Weekend Warrior - Undead Déjà Vu


This weekend myself and my constant gaming companion Dave got Zombicice 2nd Edition to the table. With a dozen or so plays of the original under our belts we were excited to see what this new edition of the game would bring.


We decided to start at the beginning, with Mission 1 - City Blocks. It quickly became clear that this (and each of the first 10 missions included with 2nd Edition) was a reimplementation of a mission in the original game.


However, unlike the first edition version which produced a tight and tense atmosphere of fear, this play was something entirely different. In the second edition you begin the game with incrementally better equipment. The early game of the original was full of turns where players passed the best equipment back and forth so nobody had to use the pan except in the most extreme of circumstances. This slight boost of power is enough to kickstart the game and to cut down the play time, but at the expense of removing some of the turn angst as you search for new gear, always in fear of finding a solitary walker.


However the developers didn’t stop there. Every tile, including the starting room, has pimpweapon crate containing an exciting and powerful weapon. Meaning from the get go you are slaughtering zombies like a boss. Most turns we were clearing the board, never really fearful that the horde would overwhelm us. We were no longer simply surviving, we were winning.



The intent of the power creep is to give people more of those epic turns where you slaughter 20 walkers while dual wielding chainsaws. Of course, the reason those turns were so memorable in first edition was because they were rare occurrences, they were epic actions, born of desperation and crafted through two hours of searching and prepping and upgrading. When they become the norm, they become average, they become mundane and the game loses some of its luster.

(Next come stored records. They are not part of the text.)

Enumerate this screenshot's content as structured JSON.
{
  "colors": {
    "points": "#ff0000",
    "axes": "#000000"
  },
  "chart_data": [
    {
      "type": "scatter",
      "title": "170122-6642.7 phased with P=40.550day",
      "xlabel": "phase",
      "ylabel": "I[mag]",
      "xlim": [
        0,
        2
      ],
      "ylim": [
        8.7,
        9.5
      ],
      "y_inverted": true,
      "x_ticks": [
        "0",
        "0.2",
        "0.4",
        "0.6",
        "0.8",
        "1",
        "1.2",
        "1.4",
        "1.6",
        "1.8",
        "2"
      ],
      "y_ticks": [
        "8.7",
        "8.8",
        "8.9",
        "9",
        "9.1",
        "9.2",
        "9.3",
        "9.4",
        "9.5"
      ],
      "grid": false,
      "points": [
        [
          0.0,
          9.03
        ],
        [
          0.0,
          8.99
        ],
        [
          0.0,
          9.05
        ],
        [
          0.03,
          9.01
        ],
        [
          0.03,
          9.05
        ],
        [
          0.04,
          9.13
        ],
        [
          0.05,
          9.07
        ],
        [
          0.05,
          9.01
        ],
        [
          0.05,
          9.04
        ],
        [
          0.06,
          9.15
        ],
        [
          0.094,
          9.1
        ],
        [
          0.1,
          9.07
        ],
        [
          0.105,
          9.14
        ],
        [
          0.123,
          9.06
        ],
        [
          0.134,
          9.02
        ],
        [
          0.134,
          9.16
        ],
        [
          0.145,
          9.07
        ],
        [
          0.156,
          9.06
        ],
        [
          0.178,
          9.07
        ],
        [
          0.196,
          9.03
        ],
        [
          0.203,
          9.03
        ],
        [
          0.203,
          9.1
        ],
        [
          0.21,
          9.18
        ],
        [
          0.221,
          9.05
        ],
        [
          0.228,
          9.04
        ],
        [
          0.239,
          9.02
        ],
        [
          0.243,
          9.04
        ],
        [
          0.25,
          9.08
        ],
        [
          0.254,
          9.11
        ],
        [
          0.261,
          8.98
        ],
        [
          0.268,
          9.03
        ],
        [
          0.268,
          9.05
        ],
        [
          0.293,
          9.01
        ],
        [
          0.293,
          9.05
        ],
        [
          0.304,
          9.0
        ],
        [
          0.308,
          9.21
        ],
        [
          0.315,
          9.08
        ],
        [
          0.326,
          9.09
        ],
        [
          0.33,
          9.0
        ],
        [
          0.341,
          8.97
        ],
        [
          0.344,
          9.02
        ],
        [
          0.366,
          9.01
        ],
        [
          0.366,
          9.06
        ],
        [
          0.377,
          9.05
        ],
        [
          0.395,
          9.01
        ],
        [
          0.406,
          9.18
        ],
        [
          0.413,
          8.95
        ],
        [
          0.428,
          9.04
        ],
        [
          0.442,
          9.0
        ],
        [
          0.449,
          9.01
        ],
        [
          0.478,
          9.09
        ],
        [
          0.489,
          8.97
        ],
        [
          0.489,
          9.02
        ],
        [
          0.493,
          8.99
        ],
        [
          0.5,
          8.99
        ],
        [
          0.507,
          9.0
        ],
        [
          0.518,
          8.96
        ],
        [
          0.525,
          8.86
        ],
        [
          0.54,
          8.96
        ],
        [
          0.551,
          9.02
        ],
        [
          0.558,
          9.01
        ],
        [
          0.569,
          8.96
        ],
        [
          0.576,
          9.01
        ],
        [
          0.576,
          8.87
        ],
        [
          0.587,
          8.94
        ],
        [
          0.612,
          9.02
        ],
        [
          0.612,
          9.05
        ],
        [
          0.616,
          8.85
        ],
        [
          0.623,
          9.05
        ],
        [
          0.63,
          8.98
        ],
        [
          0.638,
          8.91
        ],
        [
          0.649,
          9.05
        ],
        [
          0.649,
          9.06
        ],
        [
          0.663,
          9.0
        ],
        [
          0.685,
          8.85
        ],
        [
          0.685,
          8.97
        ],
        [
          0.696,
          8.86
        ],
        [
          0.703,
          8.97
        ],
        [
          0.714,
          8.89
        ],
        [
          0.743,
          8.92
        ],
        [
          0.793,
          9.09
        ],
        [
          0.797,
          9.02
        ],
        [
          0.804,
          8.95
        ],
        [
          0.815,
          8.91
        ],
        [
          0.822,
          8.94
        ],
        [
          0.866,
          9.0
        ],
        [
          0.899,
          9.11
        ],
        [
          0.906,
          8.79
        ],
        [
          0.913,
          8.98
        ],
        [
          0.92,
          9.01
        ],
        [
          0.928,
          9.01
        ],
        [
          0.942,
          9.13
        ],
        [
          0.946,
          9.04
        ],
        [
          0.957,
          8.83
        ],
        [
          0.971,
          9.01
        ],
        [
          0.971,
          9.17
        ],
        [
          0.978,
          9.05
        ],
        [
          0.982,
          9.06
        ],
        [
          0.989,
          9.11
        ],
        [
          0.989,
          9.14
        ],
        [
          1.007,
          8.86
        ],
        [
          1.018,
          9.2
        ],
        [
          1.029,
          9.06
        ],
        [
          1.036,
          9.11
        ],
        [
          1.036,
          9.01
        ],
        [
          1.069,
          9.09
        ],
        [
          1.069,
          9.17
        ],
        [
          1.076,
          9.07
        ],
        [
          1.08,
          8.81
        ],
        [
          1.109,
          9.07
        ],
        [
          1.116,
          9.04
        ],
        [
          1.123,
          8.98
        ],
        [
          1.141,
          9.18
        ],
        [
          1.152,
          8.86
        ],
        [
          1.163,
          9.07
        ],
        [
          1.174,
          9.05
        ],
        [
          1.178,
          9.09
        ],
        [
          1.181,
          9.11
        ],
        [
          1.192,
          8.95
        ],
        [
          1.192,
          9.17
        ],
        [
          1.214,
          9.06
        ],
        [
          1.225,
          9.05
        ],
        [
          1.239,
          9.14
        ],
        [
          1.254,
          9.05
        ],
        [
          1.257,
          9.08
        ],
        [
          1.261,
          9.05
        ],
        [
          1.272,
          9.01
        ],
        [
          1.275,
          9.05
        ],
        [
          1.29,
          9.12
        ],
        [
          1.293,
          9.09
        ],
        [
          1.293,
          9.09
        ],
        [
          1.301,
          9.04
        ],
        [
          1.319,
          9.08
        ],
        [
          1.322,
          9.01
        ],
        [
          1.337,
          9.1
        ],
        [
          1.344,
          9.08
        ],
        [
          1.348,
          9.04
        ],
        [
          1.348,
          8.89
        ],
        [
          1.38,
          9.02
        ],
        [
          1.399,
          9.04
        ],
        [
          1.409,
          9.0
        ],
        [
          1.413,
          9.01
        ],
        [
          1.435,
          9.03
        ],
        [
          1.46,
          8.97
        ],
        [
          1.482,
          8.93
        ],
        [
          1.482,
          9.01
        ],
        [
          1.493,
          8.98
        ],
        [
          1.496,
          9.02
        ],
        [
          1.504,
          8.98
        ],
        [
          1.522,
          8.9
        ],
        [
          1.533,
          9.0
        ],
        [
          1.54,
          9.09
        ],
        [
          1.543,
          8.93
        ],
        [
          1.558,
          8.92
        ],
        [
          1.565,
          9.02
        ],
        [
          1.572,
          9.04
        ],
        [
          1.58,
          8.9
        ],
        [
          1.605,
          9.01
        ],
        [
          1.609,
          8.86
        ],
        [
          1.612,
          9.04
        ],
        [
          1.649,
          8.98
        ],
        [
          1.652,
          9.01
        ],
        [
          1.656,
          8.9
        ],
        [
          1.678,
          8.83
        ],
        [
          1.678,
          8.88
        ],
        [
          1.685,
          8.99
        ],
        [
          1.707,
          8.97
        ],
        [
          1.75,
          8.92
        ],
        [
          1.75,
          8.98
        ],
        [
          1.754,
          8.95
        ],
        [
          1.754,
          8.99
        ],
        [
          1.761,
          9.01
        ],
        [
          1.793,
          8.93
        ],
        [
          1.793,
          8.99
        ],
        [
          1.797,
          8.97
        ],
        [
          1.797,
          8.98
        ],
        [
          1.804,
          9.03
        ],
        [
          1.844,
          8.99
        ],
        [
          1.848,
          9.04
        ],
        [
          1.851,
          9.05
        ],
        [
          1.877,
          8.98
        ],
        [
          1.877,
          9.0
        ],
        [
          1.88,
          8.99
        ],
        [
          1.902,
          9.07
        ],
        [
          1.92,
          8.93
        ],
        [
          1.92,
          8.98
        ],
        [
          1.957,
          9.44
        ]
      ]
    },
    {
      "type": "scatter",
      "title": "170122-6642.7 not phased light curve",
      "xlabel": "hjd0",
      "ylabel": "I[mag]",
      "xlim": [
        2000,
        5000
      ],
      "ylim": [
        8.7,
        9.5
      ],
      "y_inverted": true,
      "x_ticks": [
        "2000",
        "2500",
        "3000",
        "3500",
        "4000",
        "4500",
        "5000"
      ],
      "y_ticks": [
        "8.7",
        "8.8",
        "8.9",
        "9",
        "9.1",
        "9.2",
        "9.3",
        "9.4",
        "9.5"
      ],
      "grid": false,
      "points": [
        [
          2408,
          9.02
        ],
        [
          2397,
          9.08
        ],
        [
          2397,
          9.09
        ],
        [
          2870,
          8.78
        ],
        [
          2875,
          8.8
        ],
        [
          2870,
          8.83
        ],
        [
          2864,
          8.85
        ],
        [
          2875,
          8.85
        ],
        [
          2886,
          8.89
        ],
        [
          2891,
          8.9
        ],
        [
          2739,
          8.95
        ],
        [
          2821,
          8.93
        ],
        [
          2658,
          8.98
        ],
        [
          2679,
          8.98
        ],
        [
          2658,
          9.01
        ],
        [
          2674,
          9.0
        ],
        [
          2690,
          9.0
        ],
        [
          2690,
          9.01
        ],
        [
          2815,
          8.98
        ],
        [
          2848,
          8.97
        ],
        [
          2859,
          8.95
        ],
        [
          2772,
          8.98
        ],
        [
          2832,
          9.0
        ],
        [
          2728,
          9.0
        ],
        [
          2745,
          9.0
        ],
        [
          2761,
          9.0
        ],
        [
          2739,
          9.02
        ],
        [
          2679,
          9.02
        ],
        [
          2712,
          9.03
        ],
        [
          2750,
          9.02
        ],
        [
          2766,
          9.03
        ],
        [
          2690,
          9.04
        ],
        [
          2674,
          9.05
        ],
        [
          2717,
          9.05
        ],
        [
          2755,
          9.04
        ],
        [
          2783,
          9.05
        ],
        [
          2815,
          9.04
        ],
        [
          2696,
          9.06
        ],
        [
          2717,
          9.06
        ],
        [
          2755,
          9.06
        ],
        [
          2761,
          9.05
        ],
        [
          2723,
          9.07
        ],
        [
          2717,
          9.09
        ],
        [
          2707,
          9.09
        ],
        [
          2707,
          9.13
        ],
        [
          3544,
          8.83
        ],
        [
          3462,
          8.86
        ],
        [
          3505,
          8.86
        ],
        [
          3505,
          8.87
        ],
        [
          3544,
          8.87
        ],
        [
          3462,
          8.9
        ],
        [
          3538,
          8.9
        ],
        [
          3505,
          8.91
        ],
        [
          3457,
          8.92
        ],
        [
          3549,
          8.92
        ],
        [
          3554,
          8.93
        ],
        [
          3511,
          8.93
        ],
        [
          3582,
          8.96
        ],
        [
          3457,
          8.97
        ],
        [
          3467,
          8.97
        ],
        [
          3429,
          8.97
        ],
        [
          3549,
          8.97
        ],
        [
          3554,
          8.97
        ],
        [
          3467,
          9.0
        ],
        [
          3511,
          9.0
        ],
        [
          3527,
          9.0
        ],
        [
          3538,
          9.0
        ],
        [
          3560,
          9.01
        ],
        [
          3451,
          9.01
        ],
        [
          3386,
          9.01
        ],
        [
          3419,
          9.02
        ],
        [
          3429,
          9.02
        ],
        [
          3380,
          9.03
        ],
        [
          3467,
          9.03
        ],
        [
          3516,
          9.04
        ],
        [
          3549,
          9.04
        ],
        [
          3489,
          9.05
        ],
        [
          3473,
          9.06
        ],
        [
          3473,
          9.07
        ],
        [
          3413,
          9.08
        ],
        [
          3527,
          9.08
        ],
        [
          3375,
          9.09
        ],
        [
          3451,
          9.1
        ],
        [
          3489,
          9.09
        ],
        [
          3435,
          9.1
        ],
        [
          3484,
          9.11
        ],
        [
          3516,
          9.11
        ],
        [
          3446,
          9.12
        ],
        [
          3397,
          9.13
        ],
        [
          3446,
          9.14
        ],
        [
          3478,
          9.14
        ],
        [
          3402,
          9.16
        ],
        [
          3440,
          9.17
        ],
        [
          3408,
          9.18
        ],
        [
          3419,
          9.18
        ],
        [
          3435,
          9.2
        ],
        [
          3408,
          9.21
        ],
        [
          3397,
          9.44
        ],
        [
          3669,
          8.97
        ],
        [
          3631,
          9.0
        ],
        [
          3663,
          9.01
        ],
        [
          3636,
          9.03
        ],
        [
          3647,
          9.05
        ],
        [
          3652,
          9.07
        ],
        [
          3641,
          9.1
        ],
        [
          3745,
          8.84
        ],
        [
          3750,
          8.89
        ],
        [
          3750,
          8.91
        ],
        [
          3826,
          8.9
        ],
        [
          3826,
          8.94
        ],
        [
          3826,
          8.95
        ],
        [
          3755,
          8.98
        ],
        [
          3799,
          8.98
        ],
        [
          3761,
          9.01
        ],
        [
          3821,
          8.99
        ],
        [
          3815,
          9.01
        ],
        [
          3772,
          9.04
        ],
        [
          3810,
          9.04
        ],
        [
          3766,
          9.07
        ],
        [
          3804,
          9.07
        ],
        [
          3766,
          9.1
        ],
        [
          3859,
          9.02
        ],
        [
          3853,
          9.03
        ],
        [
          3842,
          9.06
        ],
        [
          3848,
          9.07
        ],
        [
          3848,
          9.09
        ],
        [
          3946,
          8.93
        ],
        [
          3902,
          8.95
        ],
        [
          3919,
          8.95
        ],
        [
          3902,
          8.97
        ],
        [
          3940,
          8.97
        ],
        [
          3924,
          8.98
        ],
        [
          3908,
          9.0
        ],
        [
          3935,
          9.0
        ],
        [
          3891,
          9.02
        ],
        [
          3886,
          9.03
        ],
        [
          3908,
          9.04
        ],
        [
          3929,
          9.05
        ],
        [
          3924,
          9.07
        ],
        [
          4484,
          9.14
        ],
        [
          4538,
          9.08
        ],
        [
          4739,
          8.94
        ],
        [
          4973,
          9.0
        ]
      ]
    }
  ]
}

It also serves to make Zombicide less distinct from its spinoffs. In Invader you are playing heavily armed and armoured marines, it makes sense that you are mowing down xenos left, right and centre, but in Zombicide you are playing as office workers and diner waitresses, the game should be about tense one on one fights where the outcome isn’t certain, where only a handful of walkers can tip the balance.


There are some good changes though. The game is marginally faster to set up, targeting priority has been fixed, along with the splitting rule. Spawning is faster too, with fewer spawns and no more manhole spawns, meaning the game is quicker overall with less maintenance. Your survivors special skills are now printed in full on the back of your character card too meaning you won’t need to keep referring to the rulebook for clarifications.



One thing I wish they had fixed though is the abominations. We had one spawn on turn 1 and spent the majority of the game simply moving away from it until we found a Molotov cocktail to kill it. This just makes the abominations feel impotent. Sure they look cool and imposing but they just act like a sticky roadblock. In Invader they would spawn mold creating new spawn zones and forcing you to confront them and take them out, they felt like a genuine threat, rather than just something to hide from.


Beyond that the game feels the same. It has better minis in more dynamic poses for the most part but the changes really are minor and are all in service of creating a shorter play experience which was not necessarily something I was looking for from Zombicide. This is of course all just first impressions, hopefully amping up the difficulty with the addition of more enemy types and the removal of the easier spawn cards will help counteract the power creep and give us that tougher, more epic experience back.